In uw werk richt u zich op inclusiviteit en diversiteit. Hoe verhouden die twee begrippen zich tot elkaar?

Voor mij zit er verschil tussen being invited to the party en being invited to danceBeing invited to the party betreft diversiteit en gaat over het aanwezig zijn van mensen met diverse achtergronden. Inclusiviteit is being invited to dance en gaat over daadwerkelijk mee kunnen doen, niet alleen aanwezig zijn. De definitie die ik hier aanhaal is dominant als je zoekt op inclusie. In de eerste instantie klinkt dit wat oppervlakkig. Want wat als iemand niet wil of kan dansen? Daarom vind ik het belangrijk toe te voegen dat het hier gaat om de dans der perspectieven en leefwerelden van mensen die een andere achtergrond hebben dan mensen die bij de dominante groep horen.  Dus ik ben best wel  kritisch op een oppervlakkig gebruik van het begrip inclusiviteit.  

 

Kunt u die kritiek toelichten? 

De dominante manier van spreken over inclusiviteit, gaat over het betrekken van mensen binnen de bestaande en geaccepteerde kaders en structuren. 

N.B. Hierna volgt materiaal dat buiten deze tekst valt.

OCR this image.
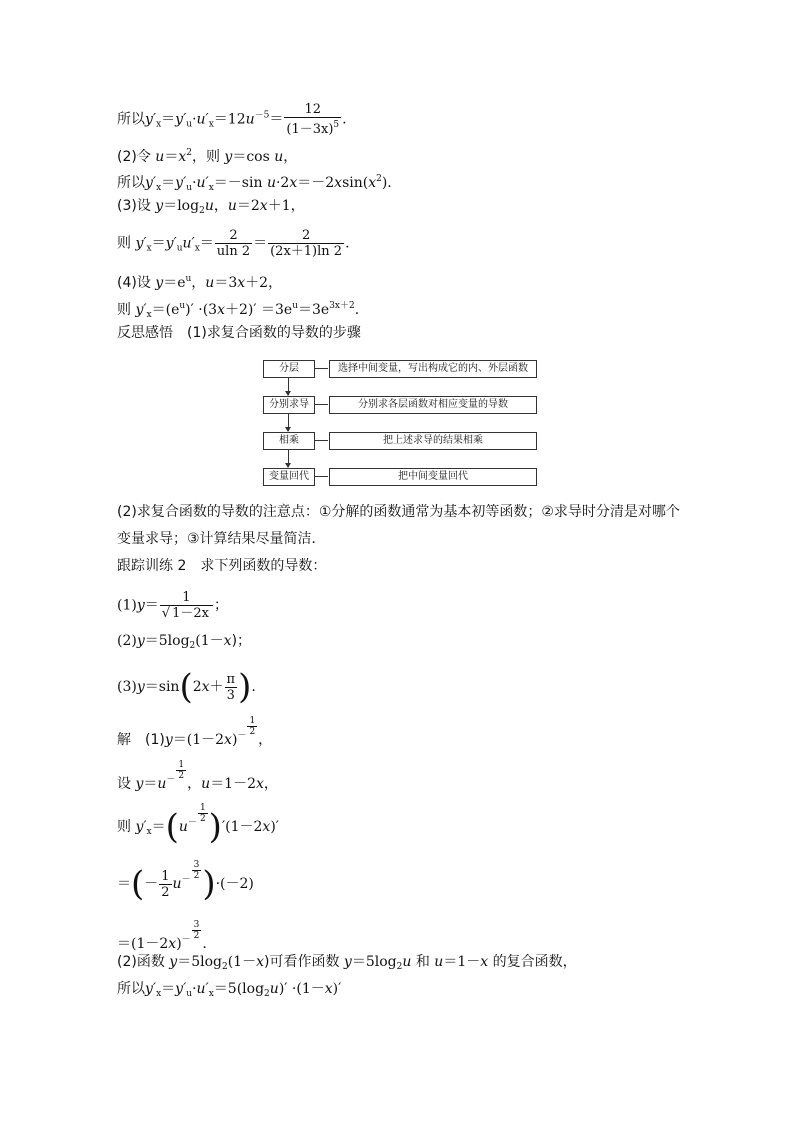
所以$y'_x=y'_u\cdot u'_x=12u^{-5}= \frac{12}{(1-3x)^5}$ .
(2)令 $u=x^2$，则 y＝cos u，
所以$y'_x=y'_u\cdot u'_x=-\sin$ $u\cdot 2x=-2xsin(x^2)$.
(3)设 $y=\log_2u$，u＝2x＋1，
则 $y'_x=y'_uu'_x= \frac{2}{uln 2} = \frac{2}{(2x+1)\ln 2}$ .
(4)设 $y=e^u$，u＝3x＋2，
则 $y'_x=(e^u)' \cdot(3x+2)' =3e^u=3e^{3x+2}$.
反思感悟　(1)求复合函数的导数的步骤
分层	选择中间变量，写出构成它的内、外层函数
分别求导	分别求各层函数对相应变量的导数
相乘	把上述求导的结果相乘
变量回代	把中间变量回代
(2)求复合函数的导数的注意点：①分解的函数通常为基本初等函数；②求导时分清是对哪个
变量求导；③计算结果尽量简洁．
跟踪训练 2　求下列函数的导数：
$(1)y= \frac{1}{√ 1-2x}$ ；
$(2)y=5\log_2(1-x)$；
$(3)y=\sin(2x+ \frac{\pi}{3}$ ).
解　$(1)y=(1-2x)^- \frac{1}{2}$
，
设 $y=u^- \frac{1}{2}$
，u＝1－2x，
则 $y'_x=(u^- \frac{1}{2} )'(1-2x)'$
＝(－ $\frac{1}{2} u^- \frac{3}{2} )\cdot(-2)$
$=(1-2x)^- \frac{3}{2}$
.
(2)函数 $y=5\log_2(1-x)$可看作函数 $y=5\log_2u$ 和 u＝1－x 的复合函数，
所以$y'_x=y'_u\cdot u'_x=5(\log_2u)' \cdot(1-x)'$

“Voor mij betekent inclusiviteit daarom open staan voor verandering van de bestaande kaders en ontregeling van structuren”

Maar inclusiviteit is meer dan dat. Het gaat over mee mogen doen vanuit je eigen perspectief en gedachten, op een manier die bij jou past, en dat is lastig wanneer je niet in het dominante systeem past.  Voor mij betekent inclusiviteit daarom open staan voor verandering van de bestaande kaders en van tijd tot tijd ontregeling van dominante structuren. Het organiseren van inclusiviteit betekent dan ontvankelijkheid creëren en ruimte maken voor mensen die de kaders ter discussie stellen. Dat biedt mogelijkheden voor mensen die nu minder geneigd zijn te participeren. 

“Die schurende en ongemakkelijke situaties raken wat mij betreft de kern van de democratie”

Een essentiële vraag die participatieprofessionals - die inclusiviteit willen bevorderen - zichzelf moeten stellen is: Hoe maak ik ruimte voor ontregeling?
En ja, daar zullen ongemakkelijke situaties door ontstaan. Die schurende en ongemakkelijke situaties raken wat mij betreft de kern van de democratie! Relevante vragen die je jezelf dan moet stellen zijn: Hoe maak ik ruimte voor anders-zijn en anders-denken? Hoe maak ik ruimte voor hen waar ik beleid voor maak? Hoe maak ik ruimte voor mensen die ver van me staan? 

 

De kaders veranderen en structuren ontregelen klinkt als een ambitieuze opgave…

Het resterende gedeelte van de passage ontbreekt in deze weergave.